Lenovo nelle scuole:
l’esperienza dell’istituto Cardarelli-Massaua di Milano
Se fossimo analogici, parleremmo di tecnologie a servizio dell’istruzione. Ma siamo digitali, e allora diciamo smart school. Anche per una banale questione di semplicità: è ormai quello il modo in cui si indica buona parte di ciò che ogni giorno accade nelle scuole, dove quel che sembrava un futuro immaginifico è ormai un presente che coinvolge ed entusiasma studenti e professori.
Che la smart school sia qui e ora ce lo raccontano moltissime storie, alcune delle quali abbiamo raccontato su Futura da ormai un anno a questa parte. Una di esse – quella che in breve ricordiamo ora – ha due protagonisti: l’istituto omnicomprensivo Cardarelli-Massaua di Milano, e Lenovo.
LAN School entra in aula
Partiamo da Lenovo, e dal suo programma dedicato alle scuole. LAN School fa leva su un oggetto semplice – un tablet -, attraverso il quale l’insegnante è ancora più al centro dell’attenzione degli studenti.
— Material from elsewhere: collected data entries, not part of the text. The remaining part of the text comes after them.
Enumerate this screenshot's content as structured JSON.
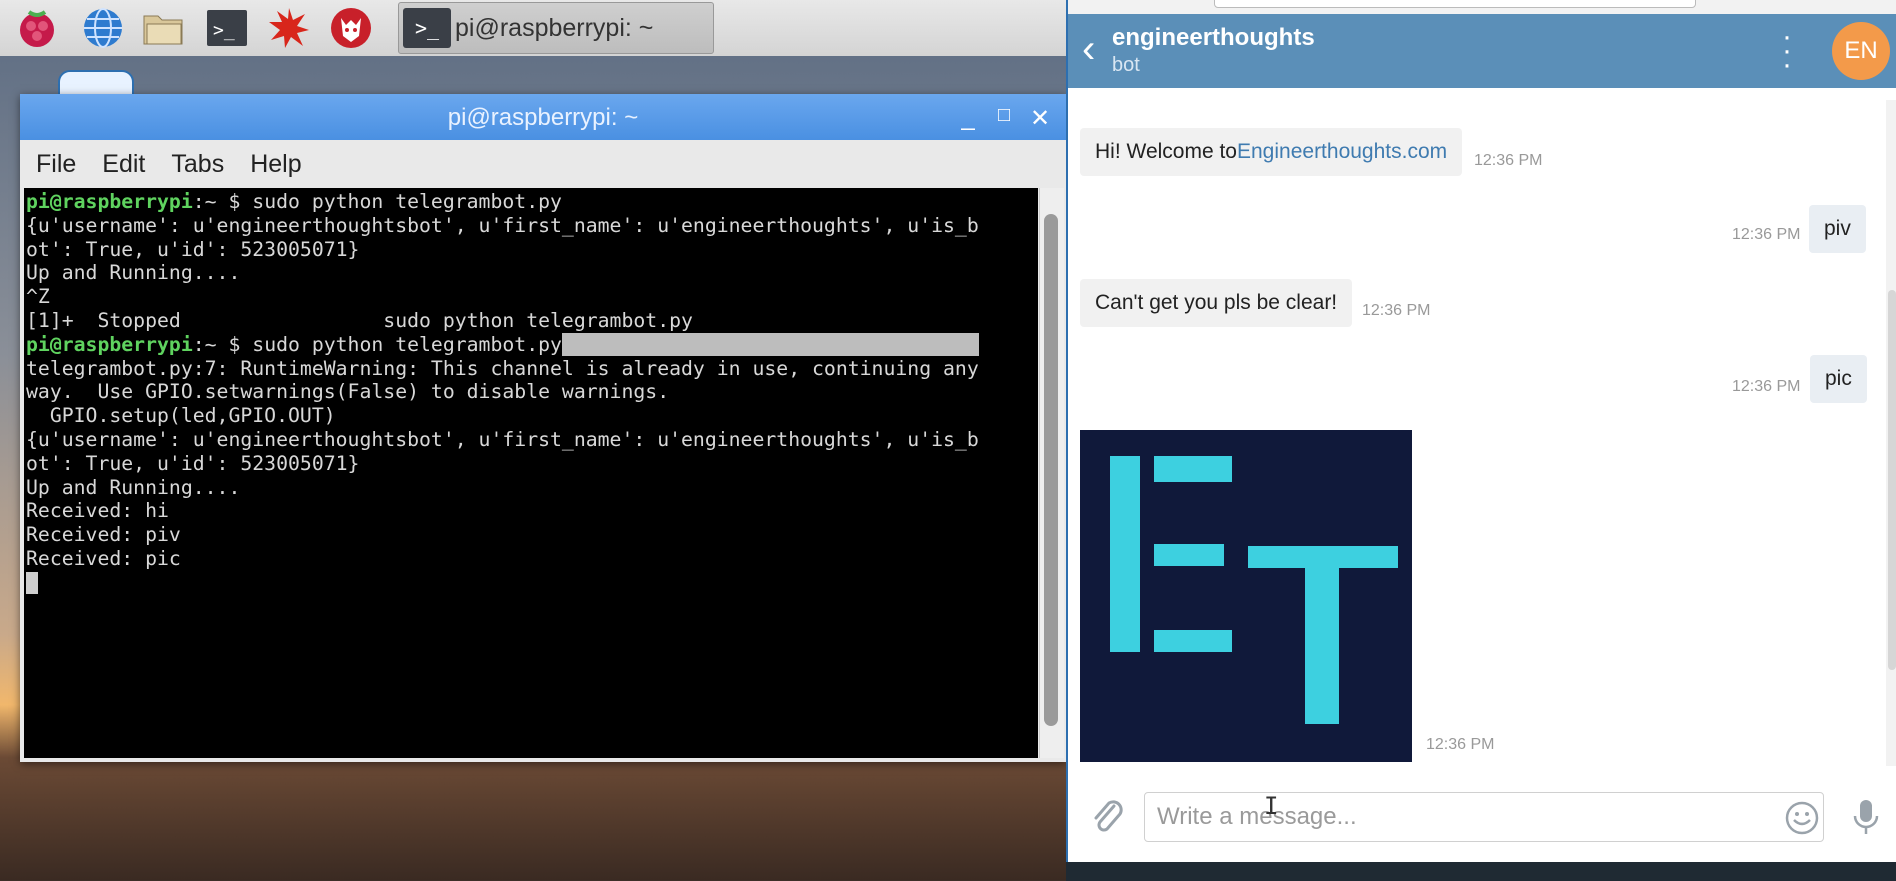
{
  "taskbar": {
    "icons": [
      "raspberry-icon",
      "globe-icon",
      "folder-icon",
      "terminal-icon",
      "starburst-icon",
      "wolf-icon"
    ],
    "task": {
      "icon": ">_",
      "label": "pi@raspberrypi: ~"
    }
  },
  "terminal": {
    "title": "pi@raspberrypi: ~",
    "buttons": {
      "minimize": "_",
      "maximize": "□",
      "close": "✕"
    },
    "menu": [
      "File",
      "Edit",
      "Tabs",
      "Help"
    ],
    "prompt": "pi@raspberrypi",
    "prompt_rest": ":~ $ ",
    "lines": [
      "{u'username': u'engineerthoughtsbot', u'first_name': u'engineerthoughts', u'is_b",
      "ot': True, u'id': 523005071}",
      "Up and Running....",
      "^Z",
      "[1]+  Stopped                 sudo python telegrambot.py",
      "telegrambot.py:7: RuntimeWarning: This channel is already in use, continuing any",
      "way.  Use GPIO.setwarnings(False) to disable warnings.",
      "  GPIO.setup(led,GPIO.OUT)",
      "{u'username': u'engineerthoughtsbot', u'first_name': u'engineerthoughts', u'is_b",
      "ot': True, u'id': 523005071}",
      "Up and Running....",
      "Received: hi",
      "Received: piv",
      "Received: pic"
    ],
    "command1": "sudo python telegrambot.py",
    "command2": "sudo python telegrambot.py"
  },
  "telegram": {
    "chat_name": "engineerthoughts",
    "chat_status": "bot",
    "avatar_initials": "EN",
    "messages": [
      {
        "dir": "in",
        "text_prefix": "Hi! Welcome to ",
        "link": "Engineerthoughts.com",
        "time": "12:36 PM"
      },
      {
        "dir": "out",
        "text": "piv",
        "time": "12:36 PM"
      },
      {
        "dir": "in",
        "text": "Can't get you pls be clear!",
        "time": "12:36 PM"
      },
      {
        "dir": "out",
        "text": "pic",
        "time": "12:36 PM"
      },
      {
        "dir": "in",
        "image": "ET",
        "time": "12:36 PM"
      }
    ],
    "input_placeholder": "Write a message..."
  },
  "colors": {
    "accent": "#5b8fb8",
    "image_bg": "#10193a",
    "image_fg": "#3dd0e0",
    "prompt": "#5fd35f"
  }
}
Il dispositivo lo mette in condizione di controllare e interagire con gli altri device, usati dagli studenti:
- vede tutti gli schermi dei pc collegati (può seguirne fino a 100, ma sappiamo che la media di una classe singola si aggira sui 25);
- condivide file, immagini e video;
- crea lezioni interattive;
- svolge test in tempo reale;
- verifica da casa i risultati dei suoi studenti.
In questo ruolo, l’insegnante è sì il centro della didattica. Ma smette di essere un dominus, e diventa di volta in volta un mediatore, un divulgatore, un facilitatore dell’incontro tra i ragazzi e il sapere.
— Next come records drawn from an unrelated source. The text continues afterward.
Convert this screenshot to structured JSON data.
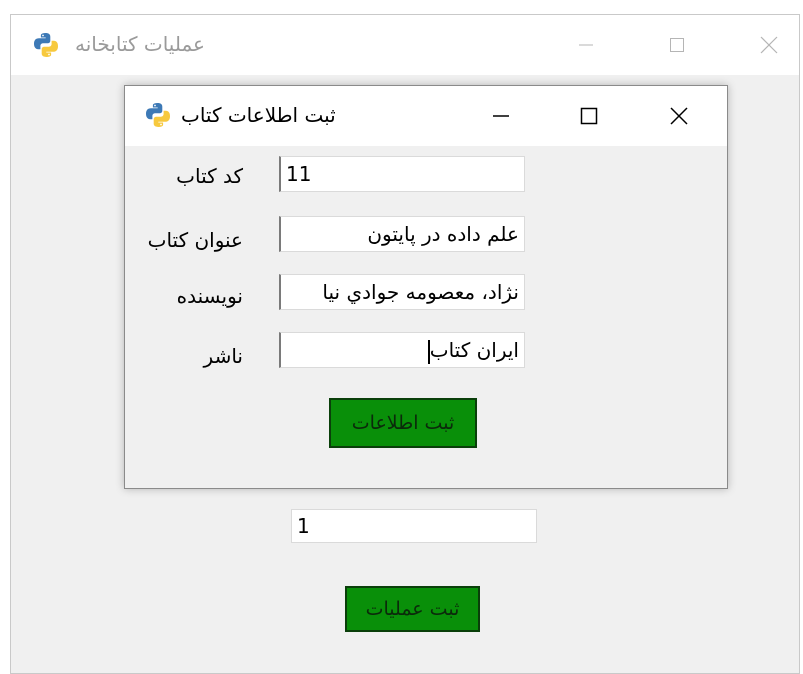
{
  "main_window": {
    "title": "عملیات کتابخانه",
    "input_value": "1",
    "submit_label": "ثبت عملیات"
  },
  "dialog": {
    "title": "ثبت اطلاعات کتاب",
    "fields": [
      {
        "label": "کد کتاب",
        "value": "11"
      },
      {
        "label": "عنوان کتاب",
        "value": "علم داده در پایتون"
      },
      {
        "label": "نویسنده",
        "value": "نژاد، معصومه جوادي نیا"
      },
      {
        "label": "ناشر",
        "value": "ایران کتاب"
      }
    ],
    "submit_label": "ثبت اطلاعات"
  },
  "window_controls": [
    "minimize-icon",
    "maximize-icon",
    "close-icon"
  ],
  "colors": {
    "button_green": "#098f09",
    "window_bg": "#f0f0f0",
    "inactive_title": "#9a9a9a"
  }
}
La didattica cambia e abbraccia una nuova metodologia caratterizzata da un obiettivo: preparare gli studenti a usare quelle tecnologie che, in futuro, saranno magari loro stessi a migliorare o a inventare da zero.
Il caso di scuola: l’istituto Cardarelli-Massaua di Milano
Lenovo tiene a sottolineare che al centro del progetto LAN School c’è, appunto, la scuola. Laddove gli istituti abbiano già hardware di altri produttori in dotazione, l’azienda mette a disposizione comunque il proprio software. Ciò ha permesso al progetto di diffondersi in oltre duemila istituti in tutta Italia. Laddove invece l’hardware manchi, la fornitura è completa.
Così è accaduto all’istituto milanese, dove studiano alunni delle scuole primarie e delle secondarie di primo grado (per chi abbia una certa età: elementari e medie). Lenovo ha fornito 25 tablet, che i ragazzi utilizzano a tutto tondo.
«I ragazzi, che erano già abituati a usare i laboratori, sono entusiasti – ha raccontato il preside, Aldo Domina -. Il sogno di tutti è sul loro banco ci siano i libri, che comunque non possono essere sostituiti, e poi un tablet o uno smartphone. In questo sogno, sempre più reale, lo studente usa l’uno o l’altro per raggiungere i propri obiettivi didattici e formativi».
Si parla degli studenti, ma ciò non esclude la necessità che anche i docenti debbano essere in qualche modo istruiti. «Siamo partiti con un processo di osmosi – ha precisato Domina -, di passaggio rapido delle informazioni sui dispositivi, che gradualmente sono diventati un supporto abituale al loro lavoro».